吉田課長「なるほど。1つの生命保険契約で、夫婦が共同で保険料を支払うことはあるのですか?」
実際には、そうしたケースはほとんどないでしょう。ただし、複数の人が保険料を負担する可能性もあるため、その場合に相続税の課税対象となる保険金を明確にするために、この算式が用意されています。
吉田課長「たとえば、亡くなった父(被相続人)が保険料の80%を、母(配偶者)が20%を支払っていた場合はどうなりますか?」
被相続人が支払った保険料(80%)に対応する死亡保険金は、ここまでみてきたように「みなし相続財産」として相続税の対象になります。
残りの20%の保険料に対応する死亡保険金については、受取人が誰かによって課税の種類が変わります。保険金を支払った配偶者が受取人である場合、その部分は所得税の課税対象になります。
吉田課長「ええっ! そうなんですね。どうしてでしょうか?」
配偶者が自分のお金で保険料を支払い、その保険金を受け取っているためです。支払った保険料と受け取った保険金との差額は、配偶者が保険に投資して得た利益とみなされるため、所得税が課されます。
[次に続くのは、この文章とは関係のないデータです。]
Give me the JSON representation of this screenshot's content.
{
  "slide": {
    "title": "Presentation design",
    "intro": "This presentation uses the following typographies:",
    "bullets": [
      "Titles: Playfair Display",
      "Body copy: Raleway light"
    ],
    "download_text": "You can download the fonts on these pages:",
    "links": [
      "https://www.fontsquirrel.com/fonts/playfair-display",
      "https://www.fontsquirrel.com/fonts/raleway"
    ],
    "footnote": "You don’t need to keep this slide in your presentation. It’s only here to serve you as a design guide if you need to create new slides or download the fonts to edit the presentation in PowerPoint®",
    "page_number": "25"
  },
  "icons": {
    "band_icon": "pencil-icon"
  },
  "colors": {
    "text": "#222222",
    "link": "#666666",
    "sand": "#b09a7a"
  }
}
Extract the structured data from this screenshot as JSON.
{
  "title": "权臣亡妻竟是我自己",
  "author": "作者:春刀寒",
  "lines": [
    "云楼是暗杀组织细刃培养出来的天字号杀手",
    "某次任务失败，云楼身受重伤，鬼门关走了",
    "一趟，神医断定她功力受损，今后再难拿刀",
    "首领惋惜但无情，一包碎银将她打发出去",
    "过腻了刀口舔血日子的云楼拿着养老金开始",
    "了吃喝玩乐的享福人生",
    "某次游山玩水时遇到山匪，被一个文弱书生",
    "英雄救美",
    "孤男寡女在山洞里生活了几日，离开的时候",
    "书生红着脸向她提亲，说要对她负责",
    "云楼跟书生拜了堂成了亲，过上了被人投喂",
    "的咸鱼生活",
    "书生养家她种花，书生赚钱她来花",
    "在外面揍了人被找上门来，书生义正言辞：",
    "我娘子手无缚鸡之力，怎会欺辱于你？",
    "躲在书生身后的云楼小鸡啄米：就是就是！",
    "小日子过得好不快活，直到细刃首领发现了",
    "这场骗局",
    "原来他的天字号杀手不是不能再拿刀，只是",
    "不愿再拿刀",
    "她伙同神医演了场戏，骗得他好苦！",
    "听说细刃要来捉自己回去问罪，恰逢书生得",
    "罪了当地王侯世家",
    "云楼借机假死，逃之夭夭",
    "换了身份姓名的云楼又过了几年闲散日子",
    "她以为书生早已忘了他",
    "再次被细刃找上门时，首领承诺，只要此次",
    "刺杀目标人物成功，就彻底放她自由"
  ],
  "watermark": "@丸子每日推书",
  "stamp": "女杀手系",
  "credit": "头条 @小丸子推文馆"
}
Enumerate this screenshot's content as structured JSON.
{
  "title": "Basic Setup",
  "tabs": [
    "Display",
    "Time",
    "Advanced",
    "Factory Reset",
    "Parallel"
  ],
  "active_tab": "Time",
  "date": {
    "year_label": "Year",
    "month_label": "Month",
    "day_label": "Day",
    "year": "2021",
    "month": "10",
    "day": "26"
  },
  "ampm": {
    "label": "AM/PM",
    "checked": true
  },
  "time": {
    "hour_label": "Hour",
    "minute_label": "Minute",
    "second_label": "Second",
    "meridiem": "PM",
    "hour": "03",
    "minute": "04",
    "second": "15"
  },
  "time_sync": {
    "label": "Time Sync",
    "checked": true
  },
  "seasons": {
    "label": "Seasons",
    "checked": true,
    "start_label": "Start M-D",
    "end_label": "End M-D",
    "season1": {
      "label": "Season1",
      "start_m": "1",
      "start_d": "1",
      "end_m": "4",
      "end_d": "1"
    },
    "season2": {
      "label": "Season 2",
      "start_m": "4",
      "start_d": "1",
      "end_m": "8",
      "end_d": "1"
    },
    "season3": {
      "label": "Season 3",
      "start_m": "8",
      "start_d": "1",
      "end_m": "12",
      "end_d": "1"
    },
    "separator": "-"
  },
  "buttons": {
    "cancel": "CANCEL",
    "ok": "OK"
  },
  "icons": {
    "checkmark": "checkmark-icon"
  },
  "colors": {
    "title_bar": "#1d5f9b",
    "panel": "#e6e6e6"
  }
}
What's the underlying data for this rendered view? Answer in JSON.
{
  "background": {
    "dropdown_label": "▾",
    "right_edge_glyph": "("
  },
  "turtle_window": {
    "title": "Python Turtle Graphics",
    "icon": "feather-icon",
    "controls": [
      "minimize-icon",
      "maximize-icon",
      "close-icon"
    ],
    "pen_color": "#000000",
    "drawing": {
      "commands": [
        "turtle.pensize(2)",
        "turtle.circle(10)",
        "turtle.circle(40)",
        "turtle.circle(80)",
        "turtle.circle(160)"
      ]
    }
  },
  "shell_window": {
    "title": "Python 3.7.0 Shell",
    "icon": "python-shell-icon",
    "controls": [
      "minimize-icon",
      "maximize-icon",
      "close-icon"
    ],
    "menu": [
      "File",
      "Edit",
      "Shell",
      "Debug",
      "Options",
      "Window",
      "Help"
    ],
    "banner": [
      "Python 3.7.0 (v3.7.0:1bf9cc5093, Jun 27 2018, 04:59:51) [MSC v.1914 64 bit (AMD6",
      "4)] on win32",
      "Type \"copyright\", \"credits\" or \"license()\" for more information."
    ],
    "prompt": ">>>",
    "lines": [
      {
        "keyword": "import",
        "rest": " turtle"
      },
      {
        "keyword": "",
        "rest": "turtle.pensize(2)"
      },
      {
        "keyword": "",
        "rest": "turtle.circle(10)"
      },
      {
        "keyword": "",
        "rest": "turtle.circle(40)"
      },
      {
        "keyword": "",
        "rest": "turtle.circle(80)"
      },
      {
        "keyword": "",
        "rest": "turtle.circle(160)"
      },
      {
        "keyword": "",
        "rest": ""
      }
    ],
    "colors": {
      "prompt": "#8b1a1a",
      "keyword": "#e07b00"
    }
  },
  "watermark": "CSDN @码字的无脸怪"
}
吉田課長「では、亡くなった父(被相続人)が保険料の80%を、母(配偶者)が20%を支払っていたとして、受取人が長男(保険料を支払っていない人物)だった場合、どうなりますか?」
なるほど、この場合、保険料の20%に対応する死亡保険金が問題となりますね。
保険料の20%に対応する死亡保険金は、長男が母に保険料を負担してもらって得た収入とみなされます。したがって、長男が母から贈与を受けたと考え、その部分には贈与税が課税されます。